Le 6 septembre, remontant la rivière Dartmouth, les Anglais détruisent une cinquantaine de chaloupes et capturent les habitants. Le 7 septembre, explorant la rivière York, ils mettent la main sur huit hommes et se rendent au moulin que Révol avait construit au fond de la baie. Ils brûlent tout. Le surlendemain, 12 Français sont capturés. Finalement, les 10 et 11 septembre, l’armée se regroupe à Grande-Grave.
Le 12 septembre, Wolfe envoie un assistant, le capitaine Irving, et des troupes vers la baie des Chaleurs pour y mener un raid dans le secteur de la rivière Grand-Pabos où se trouvent les établissements de pêche du seigneur François Lefebvre de Bellefeuille. Dans les jours suivants, les troupes anglaises détruisirent un sloop, plus de 100 chaloupes, environ 100 maisons dont le manoir Bellefeuille, plus de 10 000 quintaux de morue, tous les équipements de pêche, de même que toutes les marchandises et tous les vivres du magasin dont quantité de vêtements, de provision de sel et 60 barils de mélasse. Le seigneur François Lefebvre de Bellefeuille quitte alors sa seigneurie pour s’établir à Trois-Rivières.
Les Anglais font quelques prisonniers, même si la majorité des résidents avaient quitté les lieux avant l’arrivée des envahisseurs. Au retour vers Gaspé, le capitaine Irving s’arrête à l’Île Bonaventure où il rase 6 maisons et 7 bateaux.

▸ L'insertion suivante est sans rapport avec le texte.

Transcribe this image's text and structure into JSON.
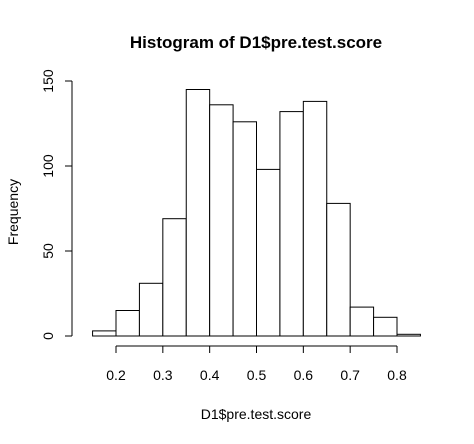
{
  "chart_data": {
    "type": "bar",
    "title": "Histogram of D1$pre.test.score",
    "xlabel": "D1$pre.test.score",
    "ylabel": "Frequency",
    "bin_edges": [
      0.15,
      0.2,
      0.25,
      0.3,
      0.35,
      0.4,
      0.45,
      0.5,
      0.55,
      0.6,
      0.65,
      0.7,
      0.75,
      0.8,
      0.85
    ],
    "values": [
      3,
      15,
      31,
      69,
      145,
      136,
      126,
      98,
      132,
      138,
      78,
      17,
      11,
      1
    ],
    "xticks": [
      0.2,
      0.3,
      0.4,
      0.5,
      0.6,
      0.7,
      0.8
    ],
    "xtick_labels": [
      "0.2",
      "0.3",
      "0.4",
      "0.5",
      "0.6",
      "0.7",
      "0.8"
    ],
    "yticks": [
      0,
      50,
      100,
      150
    ],
    "ytick_labels": [
      "0",
      "50",
      "100",
      "150"
    ],
    "xlim": [
      0.15,
      0.85
    ],
    "ylim": [
      0,
      150
    ],
    "grid": false,
    "bar_fill": "#ffffff",
    "bar_stroke": "#000000"
  }
}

Le 14 septembre, Wolfe envoie le major John Dalling avec un détachement de 100 hommes vers Mont-Louis où ils se rendent à pied en marchant le long de la grève. Après 10 jours de déplacements, la troupe arrive à Mont-Louis et brûle 16 maisons et 5 bateaux de pêche. Le major Dalling fait prisonniers le seigneur Michel Mahiet et son épouse, de même que 22 hommes, 4 femmes et 14 enfants, le reste de la population de 85 habitants du poste de Mont-Louis s’étant réfugié dans les terres.
Les 25 et 26 septembre, les troupes de Wolfe quittent Grande-Grave et reprennent la mer en direction de Louisbourg qu’elles atteignent le 30, non sans avoir détruit les installations situées sur les bords de la rivière Miramichi. Sur les 79 prisonniers faits en Gaspésie, 35 sont déportés à Saint-Malo dont le seigneur Mahiet et sa famille, mettant un point final à ce triste épisode de l’histoire gaspésienne.
En 1758, James Wolfe est un jeune général de 31 ans, qui a vu le jour dans la région du Kent en Angleterre le 2 janvier 1727. Horace Walpole, un écrivain et homme politique anglais du 18e siècle, le décrit comme un homme insignifiant, tout à fait dépourvu d’humour et extrêmement affecté, arrogant et imbu de son importance. Que dire de plus!